An exemplary article covering IRT application pertains to the use of IRT in assessing depression scales among adolescents (Smith & Doe, 2020). The research questions examined whether specific items accurately measure depression severity, and how IRT can improve scale precision. The authors employed a graded response model, calibrating the items and obtaining person and item parameters. The IRT analysis provided detailed insights into item functioning and helped refine the measurement instrument, leading to more valid assessments of adolescent depression.

References

  • Smith, J., & Doe, A. (2020). Applying item response theory to adolescent depression scales. Journal of Psychometric Research, 34(2), 135-154.
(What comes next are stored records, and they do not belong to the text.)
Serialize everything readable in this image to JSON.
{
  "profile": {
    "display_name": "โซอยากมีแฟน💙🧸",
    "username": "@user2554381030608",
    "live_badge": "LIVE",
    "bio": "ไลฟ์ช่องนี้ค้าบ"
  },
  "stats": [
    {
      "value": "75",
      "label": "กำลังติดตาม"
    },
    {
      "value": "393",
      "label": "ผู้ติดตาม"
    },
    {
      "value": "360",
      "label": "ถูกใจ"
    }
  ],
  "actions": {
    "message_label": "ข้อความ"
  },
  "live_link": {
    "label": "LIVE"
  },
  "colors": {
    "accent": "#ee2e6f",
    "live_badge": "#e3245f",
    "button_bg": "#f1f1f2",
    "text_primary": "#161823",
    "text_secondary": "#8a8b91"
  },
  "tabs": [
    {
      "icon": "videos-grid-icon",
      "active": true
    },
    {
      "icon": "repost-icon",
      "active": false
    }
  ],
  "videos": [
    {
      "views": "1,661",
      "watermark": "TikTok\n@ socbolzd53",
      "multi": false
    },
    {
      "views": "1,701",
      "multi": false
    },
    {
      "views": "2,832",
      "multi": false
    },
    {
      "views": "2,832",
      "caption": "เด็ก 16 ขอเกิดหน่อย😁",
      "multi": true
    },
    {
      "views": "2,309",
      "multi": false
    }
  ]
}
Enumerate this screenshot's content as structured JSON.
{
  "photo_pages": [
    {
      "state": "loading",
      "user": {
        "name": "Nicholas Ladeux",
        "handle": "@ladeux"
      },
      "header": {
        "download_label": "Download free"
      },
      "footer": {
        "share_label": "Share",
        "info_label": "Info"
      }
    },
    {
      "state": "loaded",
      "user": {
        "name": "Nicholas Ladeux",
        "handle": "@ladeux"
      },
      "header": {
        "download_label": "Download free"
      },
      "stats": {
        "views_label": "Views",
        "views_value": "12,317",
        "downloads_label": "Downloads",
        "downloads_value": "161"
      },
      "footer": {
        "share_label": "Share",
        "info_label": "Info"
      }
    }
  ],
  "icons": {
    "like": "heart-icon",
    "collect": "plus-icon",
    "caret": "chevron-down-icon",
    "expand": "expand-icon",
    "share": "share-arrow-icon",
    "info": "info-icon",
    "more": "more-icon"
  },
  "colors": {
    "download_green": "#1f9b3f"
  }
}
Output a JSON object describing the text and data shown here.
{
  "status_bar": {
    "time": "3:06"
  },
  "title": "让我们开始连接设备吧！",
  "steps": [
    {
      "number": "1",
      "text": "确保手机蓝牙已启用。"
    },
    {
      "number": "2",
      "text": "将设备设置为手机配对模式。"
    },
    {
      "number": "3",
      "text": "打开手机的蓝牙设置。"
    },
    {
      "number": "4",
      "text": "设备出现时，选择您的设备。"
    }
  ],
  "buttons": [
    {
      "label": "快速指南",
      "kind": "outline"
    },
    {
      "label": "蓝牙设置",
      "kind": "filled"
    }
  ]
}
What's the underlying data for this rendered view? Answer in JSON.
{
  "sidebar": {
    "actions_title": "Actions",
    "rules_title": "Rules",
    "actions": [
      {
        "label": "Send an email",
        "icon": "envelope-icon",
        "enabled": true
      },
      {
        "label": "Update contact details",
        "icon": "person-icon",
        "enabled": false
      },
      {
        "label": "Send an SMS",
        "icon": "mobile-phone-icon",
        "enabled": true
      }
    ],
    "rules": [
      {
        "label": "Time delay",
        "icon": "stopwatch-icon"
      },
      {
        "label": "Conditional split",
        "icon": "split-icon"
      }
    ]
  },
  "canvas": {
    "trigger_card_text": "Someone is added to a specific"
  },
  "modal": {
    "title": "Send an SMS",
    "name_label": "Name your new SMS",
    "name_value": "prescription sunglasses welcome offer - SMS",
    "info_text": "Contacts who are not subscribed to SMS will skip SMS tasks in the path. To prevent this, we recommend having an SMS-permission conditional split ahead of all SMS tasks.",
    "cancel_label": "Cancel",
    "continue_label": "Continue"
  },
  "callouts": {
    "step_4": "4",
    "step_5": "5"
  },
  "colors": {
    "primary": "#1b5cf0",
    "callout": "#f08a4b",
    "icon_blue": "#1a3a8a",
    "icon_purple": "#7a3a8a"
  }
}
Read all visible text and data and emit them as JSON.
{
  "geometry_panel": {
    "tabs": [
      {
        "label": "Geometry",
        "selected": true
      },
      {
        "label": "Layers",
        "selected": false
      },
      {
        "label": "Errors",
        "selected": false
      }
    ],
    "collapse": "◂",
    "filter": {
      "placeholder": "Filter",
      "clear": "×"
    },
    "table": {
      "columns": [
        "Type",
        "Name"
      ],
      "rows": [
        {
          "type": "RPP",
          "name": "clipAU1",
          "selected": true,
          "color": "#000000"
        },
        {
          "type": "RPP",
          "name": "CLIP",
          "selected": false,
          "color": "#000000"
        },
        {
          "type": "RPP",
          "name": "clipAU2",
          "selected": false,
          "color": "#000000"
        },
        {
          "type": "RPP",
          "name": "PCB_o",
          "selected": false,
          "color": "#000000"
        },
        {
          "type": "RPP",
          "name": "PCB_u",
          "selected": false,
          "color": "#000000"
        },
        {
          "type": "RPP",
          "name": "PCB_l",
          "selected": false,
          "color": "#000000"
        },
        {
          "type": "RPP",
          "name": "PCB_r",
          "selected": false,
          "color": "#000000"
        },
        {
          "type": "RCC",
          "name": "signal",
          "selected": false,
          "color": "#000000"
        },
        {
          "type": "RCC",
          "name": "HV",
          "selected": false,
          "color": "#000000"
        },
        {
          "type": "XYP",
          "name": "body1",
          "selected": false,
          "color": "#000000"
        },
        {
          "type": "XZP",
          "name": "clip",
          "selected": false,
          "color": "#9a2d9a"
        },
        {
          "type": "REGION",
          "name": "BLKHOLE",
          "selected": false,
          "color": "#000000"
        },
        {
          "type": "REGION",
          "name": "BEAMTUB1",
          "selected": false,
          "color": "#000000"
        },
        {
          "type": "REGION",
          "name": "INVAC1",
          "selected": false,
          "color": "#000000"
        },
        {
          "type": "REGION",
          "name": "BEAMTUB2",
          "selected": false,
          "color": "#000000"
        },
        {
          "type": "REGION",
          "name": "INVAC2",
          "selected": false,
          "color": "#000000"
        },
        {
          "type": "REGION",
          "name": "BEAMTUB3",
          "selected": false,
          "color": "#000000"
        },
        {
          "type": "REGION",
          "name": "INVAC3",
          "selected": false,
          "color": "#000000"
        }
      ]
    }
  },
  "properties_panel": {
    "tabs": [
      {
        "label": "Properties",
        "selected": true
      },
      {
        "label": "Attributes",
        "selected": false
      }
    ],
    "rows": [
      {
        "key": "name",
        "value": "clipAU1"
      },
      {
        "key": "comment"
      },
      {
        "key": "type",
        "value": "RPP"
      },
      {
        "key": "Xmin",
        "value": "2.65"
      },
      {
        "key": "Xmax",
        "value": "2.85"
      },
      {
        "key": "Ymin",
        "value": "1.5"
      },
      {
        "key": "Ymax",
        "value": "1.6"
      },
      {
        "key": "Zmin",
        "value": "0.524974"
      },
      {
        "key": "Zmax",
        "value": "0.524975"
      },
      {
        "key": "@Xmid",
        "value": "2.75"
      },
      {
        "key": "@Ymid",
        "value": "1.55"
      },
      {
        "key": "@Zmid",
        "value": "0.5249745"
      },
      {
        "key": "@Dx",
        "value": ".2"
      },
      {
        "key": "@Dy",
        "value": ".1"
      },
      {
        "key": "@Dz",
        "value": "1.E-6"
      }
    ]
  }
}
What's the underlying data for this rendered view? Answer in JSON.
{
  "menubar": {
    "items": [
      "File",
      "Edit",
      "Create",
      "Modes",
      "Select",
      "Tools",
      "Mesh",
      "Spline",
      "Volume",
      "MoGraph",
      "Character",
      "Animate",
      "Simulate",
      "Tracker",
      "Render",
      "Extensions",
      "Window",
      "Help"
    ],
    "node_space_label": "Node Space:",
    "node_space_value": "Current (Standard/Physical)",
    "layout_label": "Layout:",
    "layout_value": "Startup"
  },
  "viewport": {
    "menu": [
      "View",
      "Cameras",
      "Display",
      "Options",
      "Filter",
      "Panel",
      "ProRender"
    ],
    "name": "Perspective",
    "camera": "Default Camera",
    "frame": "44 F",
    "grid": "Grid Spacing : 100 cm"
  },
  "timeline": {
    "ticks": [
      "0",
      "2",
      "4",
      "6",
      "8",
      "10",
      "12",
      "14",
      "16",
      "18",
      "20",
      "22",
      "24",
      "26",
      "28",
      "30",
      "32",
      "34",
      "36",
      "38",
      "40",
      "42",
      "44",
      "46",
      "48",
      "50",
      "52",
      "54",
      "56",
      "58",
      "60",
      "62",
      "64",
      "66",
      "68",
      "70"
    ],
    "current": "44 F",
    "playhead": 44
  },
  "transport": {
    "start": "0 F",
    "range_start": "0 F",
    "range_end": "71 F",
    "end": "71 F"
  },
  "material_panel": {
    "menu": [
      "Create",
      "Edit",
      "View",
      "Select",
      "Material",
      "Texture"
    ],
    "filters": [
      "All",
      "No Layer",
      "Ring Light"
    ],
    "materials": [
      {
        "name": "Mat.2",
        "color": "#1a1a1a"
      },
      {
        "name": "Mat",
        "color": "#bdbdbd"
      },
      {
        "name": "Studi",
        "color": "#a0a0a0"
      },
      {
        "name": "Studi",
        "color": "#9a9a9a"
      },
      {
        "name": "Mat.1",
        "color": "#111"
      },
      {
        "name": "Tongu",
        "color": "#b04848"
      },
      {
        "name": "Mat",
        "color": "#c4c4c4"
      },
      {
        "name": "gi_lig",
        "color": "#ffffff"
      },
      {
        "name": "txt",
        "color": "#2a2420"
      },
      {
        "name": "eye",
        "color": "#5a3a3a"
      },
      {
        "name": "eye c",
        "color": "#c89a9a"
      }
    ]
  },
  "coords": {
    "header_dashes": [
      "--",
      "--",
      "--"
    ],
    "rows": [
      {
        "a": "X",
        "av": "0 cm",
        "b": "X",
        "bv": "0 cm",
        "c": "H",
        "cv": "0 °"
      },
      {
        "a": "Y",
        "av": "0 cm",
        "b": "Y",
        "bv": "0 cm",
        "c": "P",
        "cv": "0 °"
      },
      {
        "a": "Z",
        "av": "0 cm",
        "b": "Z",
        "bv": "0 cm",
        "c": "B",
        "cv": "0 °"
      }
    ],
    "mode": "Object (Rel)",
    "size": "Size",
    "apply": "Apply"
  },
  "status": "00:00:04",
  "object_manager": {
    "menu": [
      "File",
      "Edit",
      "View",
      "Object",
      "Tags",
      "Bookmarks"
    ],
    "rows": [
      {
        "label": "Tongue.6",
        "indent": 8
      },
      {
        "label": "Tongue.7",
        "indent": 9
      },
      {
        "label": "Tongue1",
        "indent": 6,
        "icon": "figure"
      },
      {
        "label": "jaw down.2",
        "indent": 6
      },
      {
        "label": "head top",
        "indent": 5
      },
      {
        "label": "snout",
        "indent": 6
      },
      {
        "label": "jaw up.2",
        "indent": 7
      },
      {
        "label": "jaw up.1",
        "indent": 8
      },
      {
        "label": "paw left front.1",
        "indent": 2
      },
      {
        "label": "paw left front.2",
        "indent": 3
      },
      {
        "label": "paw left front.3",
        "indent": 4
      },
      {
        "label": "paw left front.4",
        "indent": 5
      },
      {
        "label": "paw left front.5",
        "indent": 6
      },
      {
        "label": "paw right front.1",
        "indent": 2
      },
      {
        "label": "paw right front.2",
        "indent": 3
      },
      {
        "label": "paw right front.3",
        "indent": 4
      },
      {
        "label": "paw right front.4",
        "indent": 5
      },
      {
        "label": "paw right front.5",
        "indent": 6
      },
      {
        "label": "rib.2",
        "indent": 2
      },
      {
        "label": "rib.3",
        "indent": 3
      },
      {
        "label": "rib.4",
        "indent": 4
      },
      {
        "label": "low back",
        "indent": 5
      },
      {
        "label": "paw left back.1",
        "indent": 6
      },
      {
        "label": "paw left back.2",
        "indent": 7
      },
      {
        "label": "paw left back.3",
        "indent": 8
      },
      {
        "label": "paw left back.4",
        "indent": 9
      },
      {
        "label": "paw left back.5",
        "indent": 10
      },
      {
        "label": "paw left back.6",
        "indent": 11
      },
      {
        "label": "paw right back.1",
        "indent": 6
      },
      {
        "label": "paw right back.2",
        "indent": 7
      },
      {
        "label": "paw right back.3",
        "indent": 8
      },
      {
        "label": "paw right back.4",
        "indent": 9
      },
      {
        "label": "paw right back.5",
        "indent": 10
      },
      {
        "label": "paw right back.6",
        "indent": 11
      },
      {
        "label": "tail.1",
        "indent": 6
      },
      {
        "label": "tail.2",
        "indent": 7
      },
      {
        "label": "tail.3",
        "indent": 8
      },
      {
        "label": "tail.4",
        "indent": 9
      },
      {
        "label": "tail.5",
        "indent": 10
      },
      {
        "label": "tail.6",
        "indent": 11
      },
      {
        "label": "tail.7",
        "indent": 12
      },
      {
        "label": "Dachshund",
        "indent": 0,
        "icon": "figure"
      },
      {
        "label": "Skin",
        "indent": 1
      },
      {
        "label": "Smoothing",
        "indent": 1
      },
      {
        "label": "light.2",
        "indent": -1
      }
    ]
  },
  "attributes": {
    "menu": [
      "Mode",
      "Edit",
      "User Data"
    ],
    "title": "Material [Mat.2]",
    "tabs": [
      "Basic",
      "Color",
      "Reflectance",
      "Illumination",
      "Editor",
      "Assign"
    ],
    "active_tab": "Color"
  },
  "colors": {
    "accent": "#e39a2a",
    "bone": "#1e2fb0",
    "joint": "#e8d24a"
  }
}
  • Embretson, S. E., & Reise, S. P. (2013). Item Response Theory. Routledge.
  • Baker, F. B. (2004). The Basics of Item Response Theory. ERIC Clearinghouse on Assessment and Evaluation.
  • Hambleton, R. K., Swaminathan, H., & Rogers, H. J. (1991). Fundamentals of Item Response Theory. Sage.
  • DeMars, C. (2010). Item Response Theory. Routledge.
  • Van der Linden, W. J., & Hambleton, R. K. (2016). Handbook of Modern Test Theory, 2nd Edition. Springer.
  • Reise, S. P., & Waller, N. G. (2009). Item Response Theory and Clinical Measurement. Annual Review of Clinical Psychology, 5, 27-48.
  • Thissen, D., & Steinberg, L. (1986). Constraints on the item characteristic curve parameters: A logistic model. Psychometrika, 51(2), 245-260.
  • Hulin, C. L., & Cattell, R. B. (1966). Application of factor analysis to the study of individual differences. Multivariate Behavioral Research, 1(2), 207-227.
  • Rasch, G. (1960). Probabilistic models for some intelligence and attainment tests. Danish Institute for Educational Research.